Mum offered to help with the pots, but I could see that everything needed a good clean in the kitchen really, so retreated to the sink with Barry Manilow on Radio 2. His version of River is surprisingly good. It took me nearly an hour to clear everything up, but from a standing start of trouble-shooting the Christmas dinner, I was surprised that all went well.

New Year was pretty rubbish, worse than Christmas for realising that Dad was gone really. I went to see Mum on New Year's Eve and rang her New Year's Day. She made a comment about it being very quiet and not having seen many people out and about. I casually asked if the carers had been and was told that she had cancelled them as she "wanted a rest". Here's me thinking that they were there help her to do just that! So, not only had she reduced the number of visits without me knowing, she was now cancelling visits altogether, even though no-one was planning to go round to see her. I was pretty annoyed and also worried that she'd actually got herself something to eat and drink, so we called round briefly in the evening to check she was ok.

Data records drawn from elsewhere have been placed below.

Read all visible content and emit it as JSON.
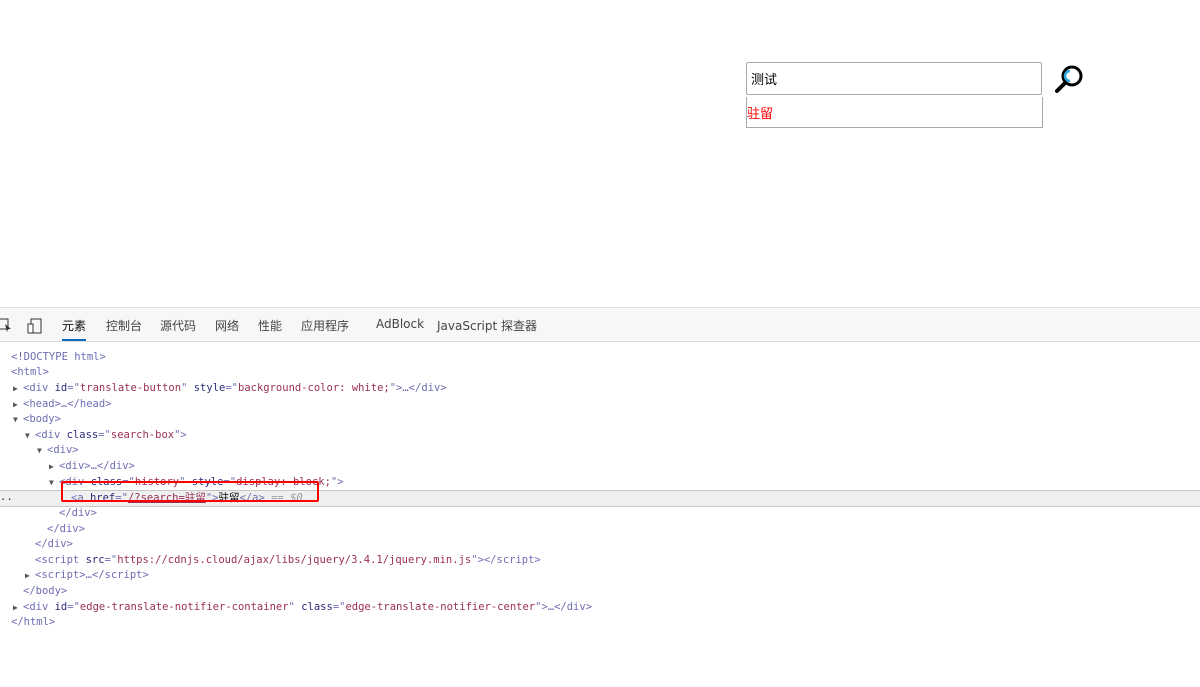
{
  "search": {
    "value": "测试",
    "history_item": "驻留",
    "icon": "magnifier-icon"
  },
  "devtools": {
    "tabs": [
      "元素",
      "控制台",
      "源代码",
      "网络",
      "性能",
      "应用程序",
      "AdBlock",
      "JavaScript 探查器"
    ],
    "active_tab": "元素",
    "ellipsis": "..",
    "lines": [
      {
        "indent": 0,
        "tri": "",
        "parts": [
          [
            "tag",
            "<!DOCTYPE html>"
          ]
        ]
      },
      {
        "indent": 0,
        "tri": "",
        "parts": [
          [
            "tag",
            "<html>"
          ]
        ]
      },
      {
        "indent": 1,
        "tri": "▶",
        "parts": [
          [
            "tag",
            "<div "
          ],
          [
            "an",
            "id"
          ],
          [
            "tag",
            "=\""
          ],
          [
            "av",
            "translate-button"
          ],
          [
            "tag",
            "\" "
          ],
          [
            "an",
            "style"
          ],
          [
            "tag",
            "=\""
          ],
          [
            "av",
            "background-color: white;"
          ],
          [
            "tag",
            "\">…</div>"
          ]
        ]
      },
      {
        "indent": 1,
        "tri": "▶",
        "parts": [
          [
            "tag",
            "<head>…</head>"
          ]
        ]
      },
      {
        "indent": 1,
        "tri": "▼",
        "parts": [
          [
            "tag",
            "<body>"
          ]
        ]
      },
      {
        "indent": 2,
        "tri": "▼",
        "parts": [
          [
            "tag",
            "<div "
          ],
          [
            "an",
            "class"
          ],
          [
            "tag",
            "=\""
          ],
          [
            "av",
            "search-box"
          ],
          [
            "tag",
            "\">"
          ]
        ]
      },
      {
        "indent": 3,
        "tri": "▼",
        "parts": [
          [
            "tag",
            "<div>"
          ]
        ]
      },
      {
        "indent": 4,
        "tri": "▶",
        "parts": [
          [
            "tag",
            "<div>…</div>"
          ]
        ]
      },
      {
        "indent": 4,
        "tri": "▼",
        "parts": [
          [
            "tag",
            "<div "
          ],
          [
            "an",
            "class"
          ],
          [
            "tag",
            "=\""
          ],
          [
            "av",
            "history"
          ],
          [
            "tag",
            "\" "
          ],
          [
            "an",
            "style"
          ],
          [
            "tag",
            "=\""
          ],
          [
            "av",
            "display: block;"
          ],
          [
            "tag",
            "\">"
          ]
        ]
      },
      {
        "indent": 5,
        "tri": "",
        "selected": true,
        "parts": [
          [
            "tag",
            "<a "
          ],
          [
            "an",
            "href"
          ],
          [
            "tag",
            "=\""
          ],
          [
            "link",
            "/?search=驻留"
          ],
          [
            "tag",
            "\">"
          ],
          [
            "tx",
            "驻留"
          ],
          [
            "tag",
            "</a>"
          ],
          [
            "dim",
            " == $0"
          ]
        ]
      },
      {
        "indent": 4,
        "tri": "",
        "parts": [
          [
            "tag",
            "</div>"
          ]
        ]
      },
      {
        "indent": 3,
        "tri": "",
        "parts": [
          [
            "tag",
            "</div>"
          ]
        ]
      },
      {
        "indent": 2,
        "tri": "",
        "parts": [
          [
            "tag",
            "</div>"
          ]
        ]
      },
      {
        "indent": 2,
        "tri": "",
        "parts": [
          [
            "tag",
            "<script "
          ],
          [
            "an",
            "src"
          ],
          [
            "tag",
            "=\""
          ],
          [
            "av",
            "https://cdnjs.cloud/ajax/libs/jquery/3.4.1/jquery.min.js"
          ],
          [
            "tag",
            "\"></script>"
          ]
        ]
      },
      {
        "indent": 2,
        "tri": "▶",
        "parts": [
          [
            "tag",
            "<script>…</script>"
          ]
        ]
      },
      {
        "indent": 1,
        "tri": "",
        "parts": [
          [
            "tag",
            "</body>"
          ]
        ]
      },
      {
        "indent": 1,
        "tri": "▶",
        "parts": [
          [
            "tag",
            "<div "
          ],
          [
            "an",
            "id"
          ],
          [
            "tag",
            "=\""
          ],
          [
            "av",
            "edge-translate-notifier-container"
          ],
          [
            "tag",
            "\" "
          ],
          [
            "an",
            "class"
          ],
          [
            "tag",
            "=\""
          ],
          [
            "av",
            "edge-translate-notifier-center"
          ],
          [
            "tag",
            "\">…</div>"
          ]
        ]
      },
      {
        "indent": 0,
        "tri": "",
        "parts": [
          [
            "tag",
            "</html>"
          ]
        ]
      }
    ]
  }
}
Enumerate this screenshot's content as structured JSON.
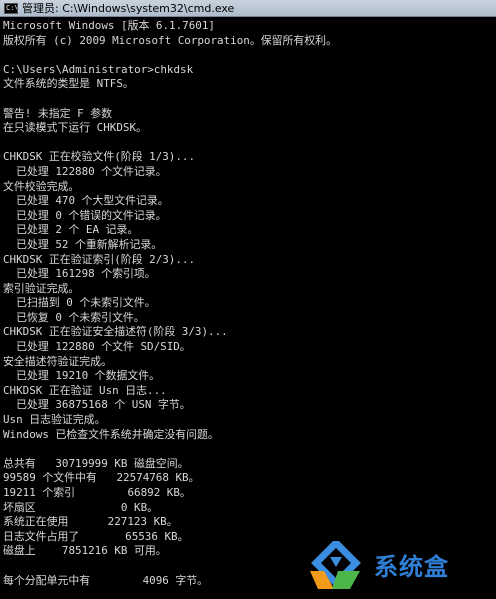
{
  "window": {
    "title": "管理员: C:\\Windows\\system32\\cmd.exe",
    "icon_label": "C:\\"
  },
  "console": {
    "lines": [
      "Microsoft Windows [版本 6.1.7601]",
      "版权所有 (c) 2009 Microsoft Corporation。保留所有权利。",
      "",
      "C:\\Users\\Administrator>chkdsk",
      "文件系统的类型是 NTFS。",
      "",
      "警告! 未指定 F 参数",
      "在只读模式下运行 CHKDSK。",
      "",
      "CHKDSK 正在校验文件(阶段 1/3)...",
      "  已处理 122880 个文件记录。",
      "文件校验完成。",
      "  已处理 470 个大型文件记录。",
      "  已处理 0 个错误的文件记录。",
      "  已处理 2 个 EA 记录。",
      "  已处理 52 个重新解析记录。",
      "CHKDSK 正在验证索引(阶段 2/3)...",
      "  已处理 161298 个索引项。",
      "索引验证完成。",
      "  已扫描到 0 个未索引文件。",
      "  已恢复 0 个未索引文件。",
      "CHKDSK 正在验证安全描述符(阶段 3/3)...",
      "  已处理 122880 个文件 SD/SID。",
      "安全描述符验证完成。",
      "  已处理 19210 个数据文件。",
      "CHKDSK 正在验证 Usn 日志...",
      "  已处理 36875168 个 USN 字节。",
      "Usn 日志验证完成。",
      "Windows 已检查文件系统并确定没有问题。",
      "",
      "总共有   30719999 KB 磁盘空间。",
      "99589 个文件中有   22574768 KB。",
      "19211 个索引        66892 KB。",
      "坏扇区             0 KB。",
      "系统正在使用      227123 KB。",
      "日志文件占用了       65536 KB。",
      "磁盘上    7851216 KB 可用。",
      "",
      "每个分配单元中有        4096 字节。"
    ]
  },
  "watermark": {
    "text": "系统盒",
    "colors": [
      "#3b8ee0",
      "#f29a1a",
      "#4cb648",
      "#2f7fd6"
    ]
  }
}
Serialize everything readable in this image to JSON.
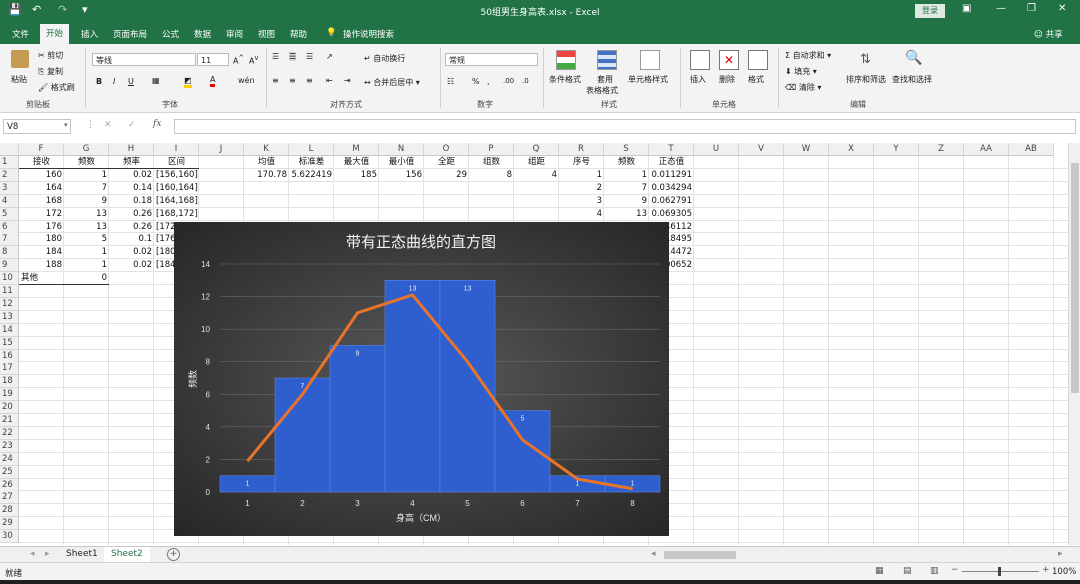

I have concluded there is nothing I can do about Mum's views about the carers' visits. I spoke to her MacMillan Nurse last week and she was quite dismissive about my worries, probably because she won't be the one that's hot footing it over to Mum's house when she finds out she's not felt well enough to cook a meal after cancelling the carers. I am going to go with it for a while and see what happens. However, if the weather continues as it is, I won't be hot footing anywhere, cancelled carers or not. The snow is now definitely worse than when Dad was in hospital last February and very much colder. Of course brother managed to travel the 40 miles to Mum's house via public transport yesterday, with no problems. How some are blessed!